Enterisches Nervensystem: Struktur, Funktionen und Störungen

Das enterische Nervensystem, das direkt für das Verdauungssystem verantwortlich ist, ist möglicherweise die unbekannteste Struktur derjenigen, aus denen der menschliche Körper besteht. Der Grund ist, dass seine Bedeutung bisher unterschätzt wurde und weniger relevant ist als andere, die als zentrales Nervensystem, peripheres System, endokrines System oder Immunsystem anerkannt sind.

Deshalb betreten wir die Tiefen dieses Systems, um seine mysteriösen Vertiefungen in einem der wichtigsten Organe, dem Darm, zu entdecken.

Der Gastrointestinaltrakt unterscheidet sich von allen anderen peripheren Organen durch ein ausgedehntes intrinsisches Nervensystem, das als " enterisches Nervensystem " (SNE) bezeichnet wird und die Darmfunktionen auch unabhängig vom Zentralnervensystem (ZNS) steuern kann.

Der SNE besteht aus kleinen Clustern von Nervenzellen, enterischen Ganglien, neuronalen Verbindungen zwischen diesen Ganglien und Nervenfasern, die Effektorgewebe versorgen, einschließlich des Darmwandmuskels, der Epithelauskleidung, der intrinsischen Blutgefäße und der gastroenteropankreatischen endokrinen Zellen ( Furness, 2012).

Diese Tausenden von kleinen Knoten befinden sich in den Wänden der Speiseröhre, des Magens, des Dünn- und Dickdarms, der Bauchspeicheldrüse, der Gallenblase und der Gallenwege. Auch in den Nervenfasern, die diese Ganglien verbinden, und in den Nervenfasern, die den Muskel der Darmwand, das Schleimhautepithel, die Arteriolen und andere Effektorgewebe versorgen. (Furness et al., 2012).

Wie wir sehen, ist der SNE die größte und komplexeste Abteilung des peripheren und autonomen Nervensystems (SNP und SNA) bei Wirbeltieren. Nach dem Gehirn ist es das System mit der größten Anzahl von Neuronen, die mit denen im Rückenmark vergleichbar sind. Daher wird es als zweites Gehirn bezeichnet .

Der SNE enthält intrinsische sensorische Neuronen (primäre intrinsische afferente Neuronen, IPANs), Interneuronen und Motoneuronen, die den Muskel anregen und hemmen (Furness, 2012).

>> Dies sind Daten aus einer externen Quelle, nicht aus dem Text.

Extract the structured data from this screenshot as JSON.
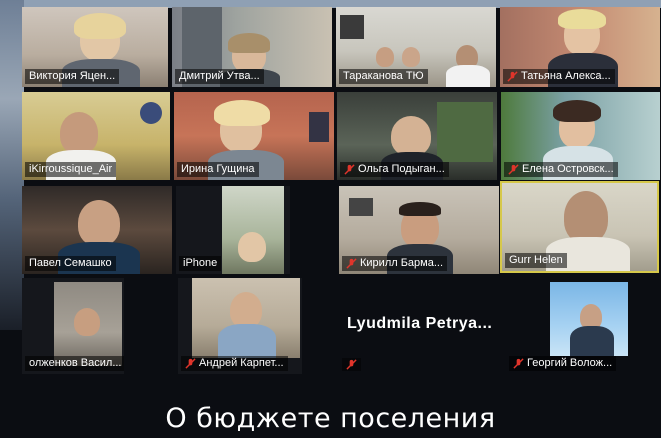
{
  "participants": [
    {
      "name": "Виктория Яцен..."
    },
    {
      "name": "Дмитрий Утва..."
    },
    {
      "name": "Тараканова ТЮ"
    },
    {
      "name": "Татьяна Алекса..."
    },
    {
      "name": "iKirroussique_Air"
    },
    {
      "name": "Ирина Гущина"
    },
    {
      "name": "Ольга Подыган..."
    },
    {
      "name": "Елена Островск..."
    },
    {
      "name": "Павел Семашко"
    },
    {
      "name": "iPhone"
    },
    {
      "name": "Кирилл Барма..."
    },
    {
      "name": "Gurr Helen"
    },
    {
      "name": "олженков Васил..."
    },
    {
      "name": "Андрей Карпет..."
    },
    {
      "name": "Lyudmila  Petrya..."
    },
    {
      "name": "Георгий Волож..."
    }
  ],
  "caption": "О бюджете поселения",
  "icons": {
    "muted_mic": "muted-mic-icon"
  },
  "colors": {
    "muted": "#e0352b",
    "active_speaker": "#d6c84a"
  }
}
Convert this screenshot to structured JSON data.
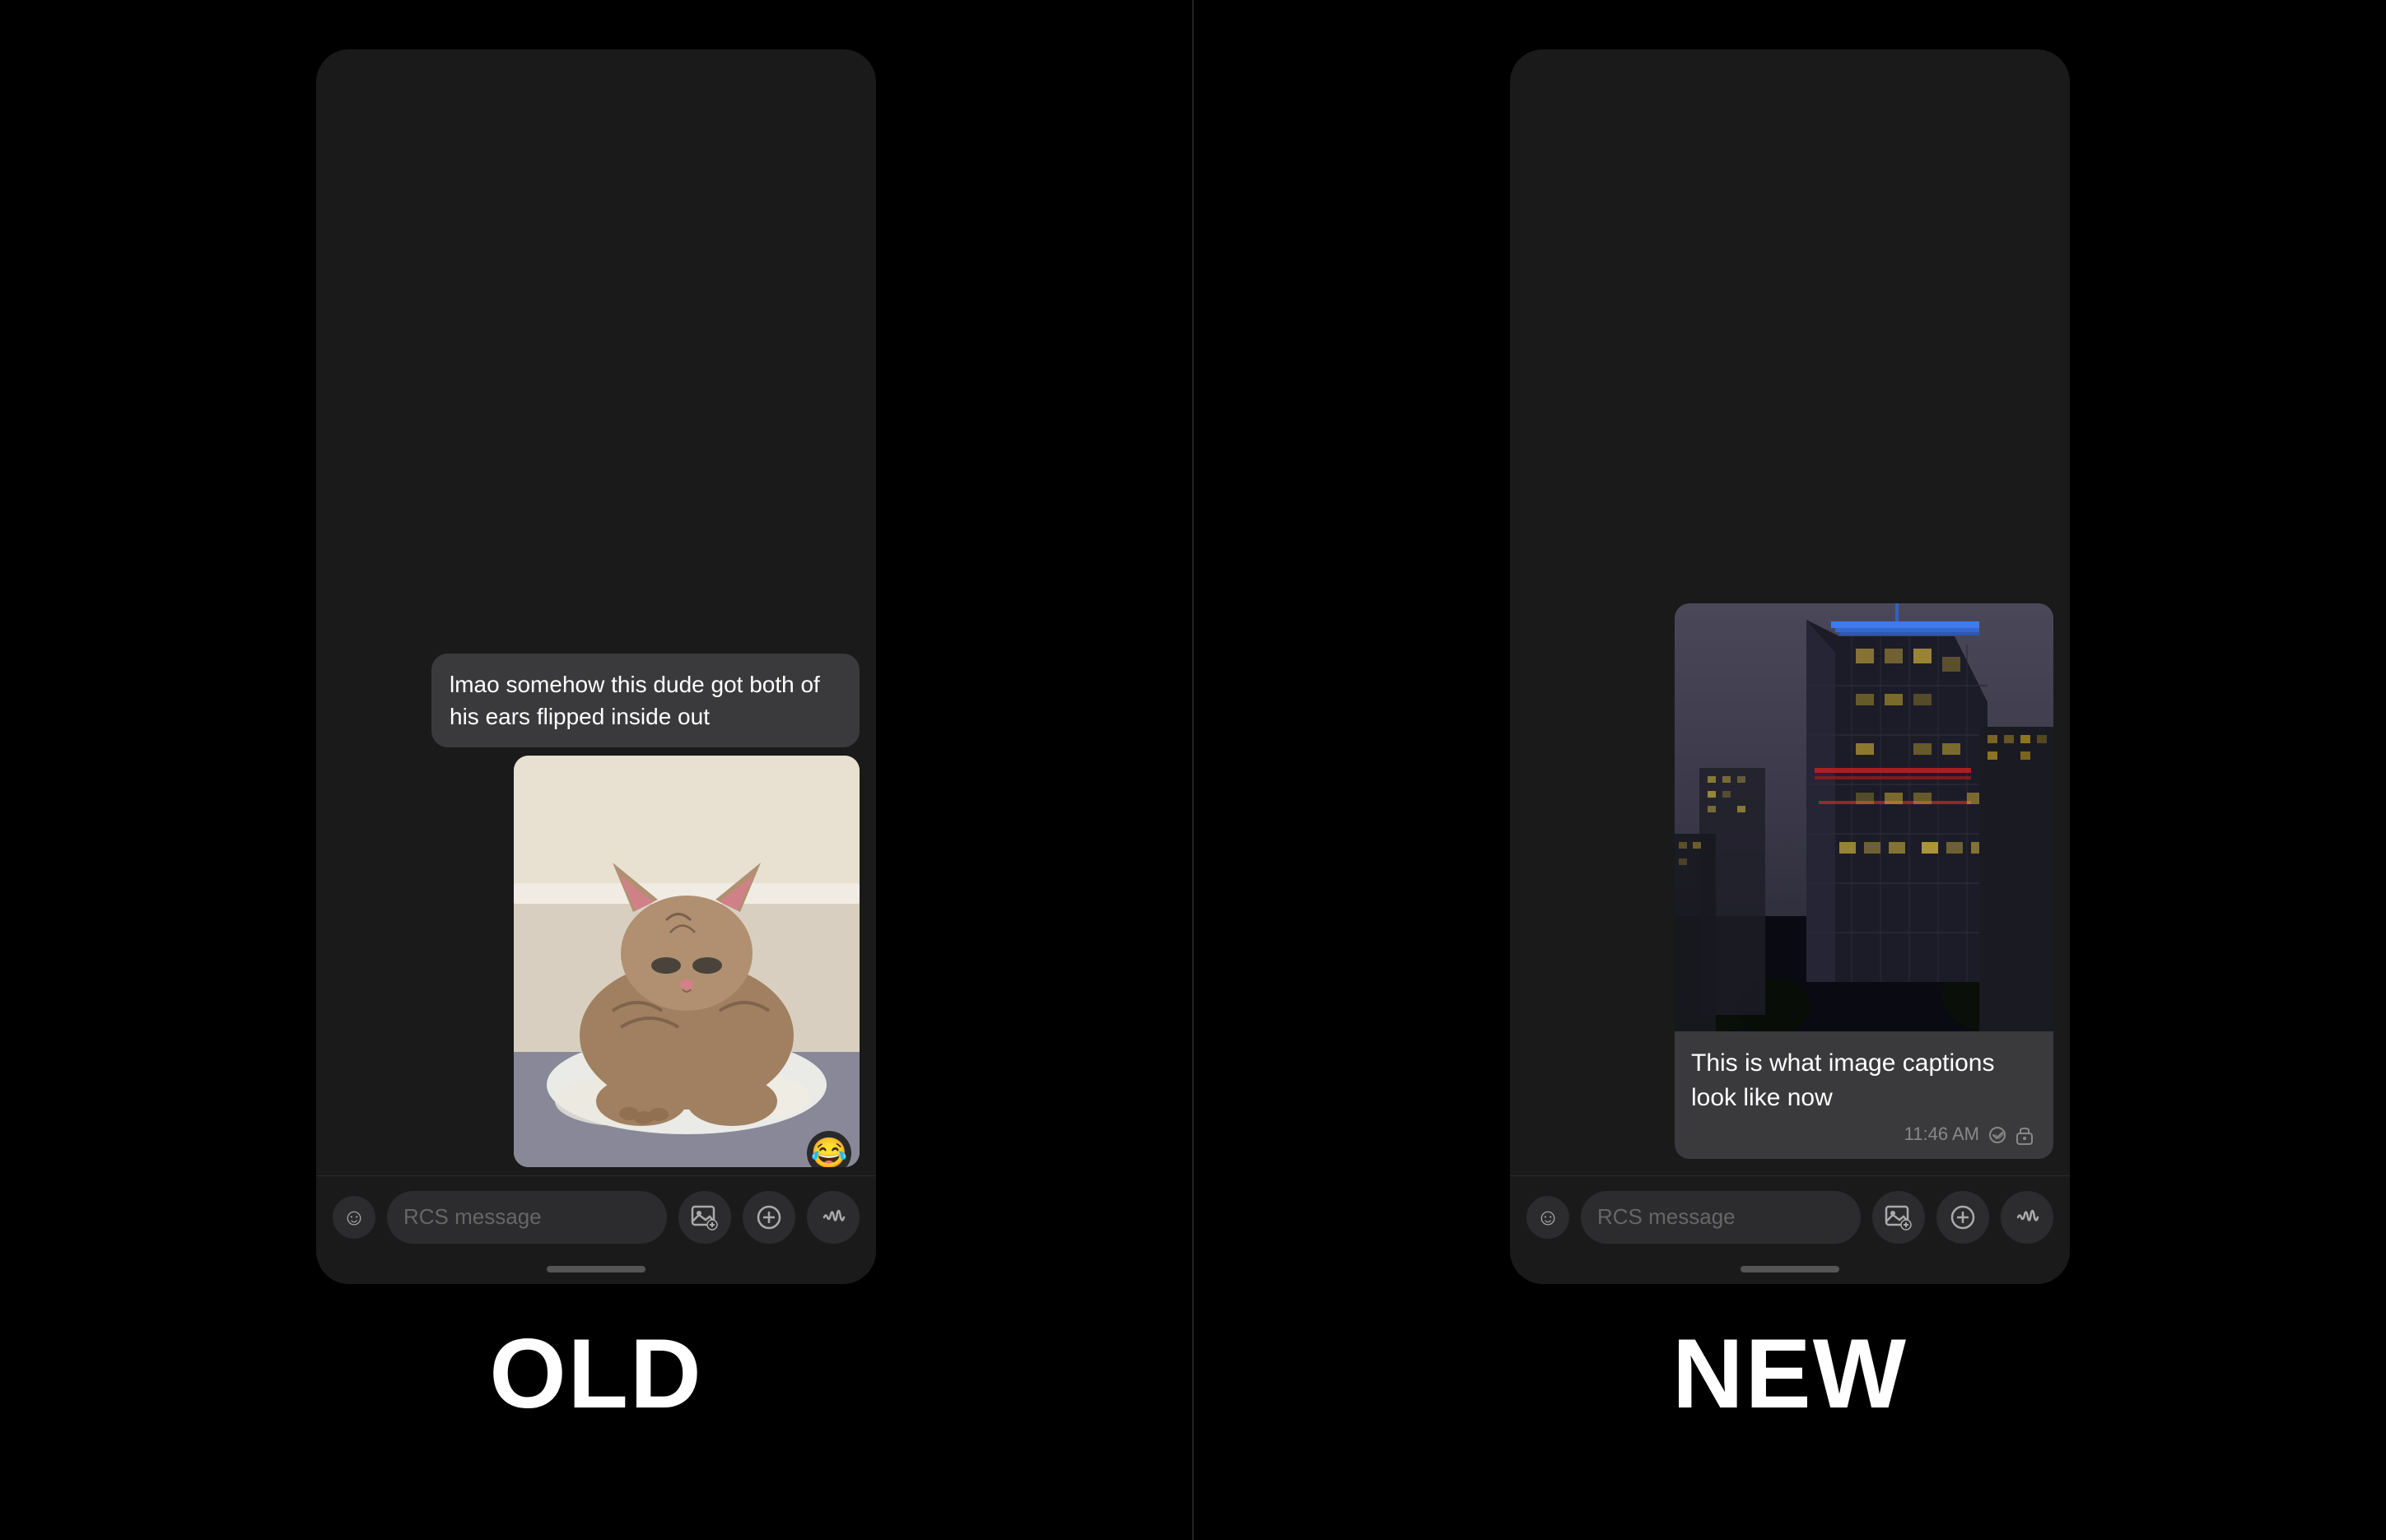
{
  "layout": {
    "background": "#000000"
  },
  "left_panel": {
    "label": "OLD",
    "message_text": "lmao somehow this dude got both of his ears flipped inside out",
    "emoji_reaction": "😂",
    "input_placeholder": "RCS message"
  },
  "right_panel": {
    "label": "NEW",
    "caption_text": "This is what image captions look like now",
    "timestamp": "11:46 AM",
    "input_placeholder": "RCS message"
  },
  "icons": {
    "emoji": "☺",
    "image_attachment": "🖼",
    "add": "+",
    "voice": "🎙",
    "check_delivered": "✓✓",
    "lock": "🔒"
  }
}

Darüber hinaus werden verschiedene Neurotransmitter und Neuromodulatoren vorgestellt, die denen des Zentralnervensystems (ZNS) ähneln (Romero-Trujillo, 2012).

Zum Beispiel aktiviert das Serotonin (5-HT), das die endokrinen Zellen enthalten, die Motilitätsreflexe. Übermäßige Serotoninfreisetzung kann Übelkeit und Erbrechen verursachen, und 5-HT3-Rezeptor-Antagonisten wirken gegen Übelkeit. Andere Neurotransmitter, die eine Funktion in diesem zweiten Gehirn haben, sind:

  • Stickoxid : wichtig für die Magenentleerung.
  • Adenosintriphosphat (ATP) : Erleichtert die Wirkung von Katecholaminen.
  • Neuropeptid Y (NYP) : Erleichtert die Wirkung von Noradrenalin.
  • Gamma-Amino-Buttersäure (GABA) : ein wichtiger inhibitorischer Neurotransmitter des Zentralnervensystems.
  • Dopamin : mögliche Vermittlung von Nierenvasodilatation.
  • Gonadotropin-Releasing-Hormon : Cotransmitter mit Acetylcholin in den sympathischen Ganglien.
  • Substanz P : greift in den Erbrechenreflex, die Speichelsekretion oder die Kontraktion der glatten Muskulatur ein.

Organisation des enterischen Nervensystems

Der SNE ist in einem miteinander verbundenen Netzwerk von Neuronen und Gliazellen organisiert, die in den Ganglien in zwei Hauptplexus gruppiert sind: dem myenterischen Plexus (oder Auerbachs Plexus) und dem submukosalen Plexus (oder Meissners Plexus) (Sasselli, 2012).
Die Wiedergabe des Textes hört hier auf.